Bigger is not better: preventing monopolies in the national cannabis market
By Shaleen Title, Ohio State University (OSU) - Michael E. Moritz College of Law
Abstract
It is a crucial and vulnerable moment for the future of the cannabis market. While states are making historic progress creating paths for small businesses and disenfranchised groups, larger companies are expanding, consolidating, and lobbying for licensing rules to create or maintain oligopolies. Federal legalization will only accelerate the power grab already happening with new, larger conglomerates openly expressing interest. Left unchecked, this scramble for market share threatens to undermine public health and safety and undo bold state-level efforts to build an equitable cannabis marketplace. This paper argues for intentionally applying well-developed antitrust principles to federal cannabis reform now, before monopolization of the market takes place, and offers eight concrete policy recommendations:
1. Allow people to grow a reasonable number of marijuana plants for personal use.
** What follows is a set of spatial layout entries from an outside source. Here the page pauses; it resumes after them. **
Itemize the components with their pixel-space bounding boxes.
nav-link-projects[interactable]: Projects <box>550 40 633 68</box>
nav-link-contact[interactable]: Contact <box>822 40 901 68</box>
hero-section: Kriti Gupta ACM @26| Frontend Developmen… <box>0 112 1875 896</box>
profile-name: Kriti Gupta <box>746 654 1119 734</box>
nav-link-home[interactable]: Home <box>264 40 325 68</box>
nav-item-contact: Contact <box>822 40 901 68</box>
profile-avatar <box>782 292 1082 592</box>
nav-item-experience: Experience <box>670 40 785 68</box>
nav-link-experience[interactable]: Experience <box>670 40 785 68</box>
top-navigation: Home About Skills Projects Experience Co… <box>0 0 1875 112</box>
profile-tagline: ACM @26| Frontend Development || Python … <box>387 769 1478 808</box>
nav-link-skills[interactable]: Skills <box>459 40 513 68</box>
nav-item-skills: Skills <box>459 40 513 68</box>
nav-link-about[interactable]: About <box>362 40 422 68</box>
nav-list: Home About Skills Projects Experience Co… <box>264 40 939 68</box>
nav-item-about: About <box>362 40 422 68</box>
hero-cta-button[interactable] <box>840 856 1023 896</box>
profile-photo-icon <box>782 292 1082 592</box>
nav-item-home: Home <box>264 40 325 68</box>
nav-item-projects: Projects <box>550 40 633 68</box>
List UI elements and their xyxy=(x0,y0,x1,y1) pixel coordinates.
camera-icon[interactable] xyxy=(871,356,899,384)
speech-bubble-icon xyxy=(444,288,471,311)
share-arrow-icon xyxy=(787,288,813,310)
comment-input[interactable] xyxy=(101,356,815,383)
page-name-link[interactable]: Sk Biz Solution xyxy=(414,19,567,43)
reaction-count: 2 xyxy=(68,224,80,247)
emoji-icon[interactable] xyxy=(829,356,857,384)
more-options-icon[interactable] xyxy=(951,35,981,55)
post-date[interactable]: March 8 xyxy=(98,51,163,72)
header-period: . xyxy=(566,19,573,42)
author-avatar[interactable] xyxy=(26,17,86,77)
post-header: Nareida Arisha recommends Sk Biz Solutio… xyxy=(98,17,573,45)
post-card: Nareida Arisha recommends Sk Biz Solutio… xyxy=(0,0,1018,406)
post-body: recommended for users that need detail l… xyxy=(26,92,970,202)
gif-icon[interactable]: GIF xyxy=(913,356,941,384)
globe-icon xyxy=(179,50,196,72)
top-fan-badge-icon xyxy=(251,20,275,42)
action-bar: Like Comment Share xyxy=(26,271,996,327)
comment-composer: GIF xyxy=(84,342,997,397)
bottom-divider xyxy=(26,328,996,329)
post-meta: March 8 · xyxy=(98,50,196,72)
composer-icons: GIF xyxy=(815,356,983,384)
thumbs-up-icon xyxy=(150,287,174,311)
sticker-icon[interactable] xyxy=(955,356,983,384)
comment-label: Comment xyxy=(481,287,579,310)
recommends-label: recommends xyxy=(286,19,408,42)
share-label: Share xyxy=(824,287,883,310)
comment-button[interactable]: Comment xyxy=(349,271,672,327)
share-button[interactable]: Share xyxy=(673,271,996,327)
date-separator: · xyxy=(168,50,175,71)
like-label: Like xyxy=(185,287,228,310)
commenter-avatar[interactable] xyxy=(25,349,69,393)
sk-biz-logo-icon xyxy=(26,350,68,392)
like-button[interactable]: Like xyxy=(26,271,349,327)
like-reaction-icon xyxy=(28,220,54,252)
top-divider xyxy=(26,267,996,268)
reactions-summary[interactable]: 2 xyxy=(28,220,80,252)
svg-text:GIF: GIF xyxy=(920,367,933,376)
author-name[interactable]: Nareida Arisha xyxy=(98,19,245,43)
2. Prohibit vertical integration.
3. Do not cap the number of business licenses available in total, but limit how much of a market any one person or entity may control.
4. Create incentives for states to license small or disadvantaged businesses.
5. Enforce ownership limits and review mergers based on existing evidence of predatory and anticompetitive tactics in state marijuana markets.
6. Disqualify corporations from the cannabis industry if they have engaged in corporate crimes, defrauded the public, or caused significant public health damage.
7. Create a multi-agency task force to enforce anti-monopoly limits.
8. Authorize states to ban or delay interstate commerce in order to preserve state-level advantages to local businesses.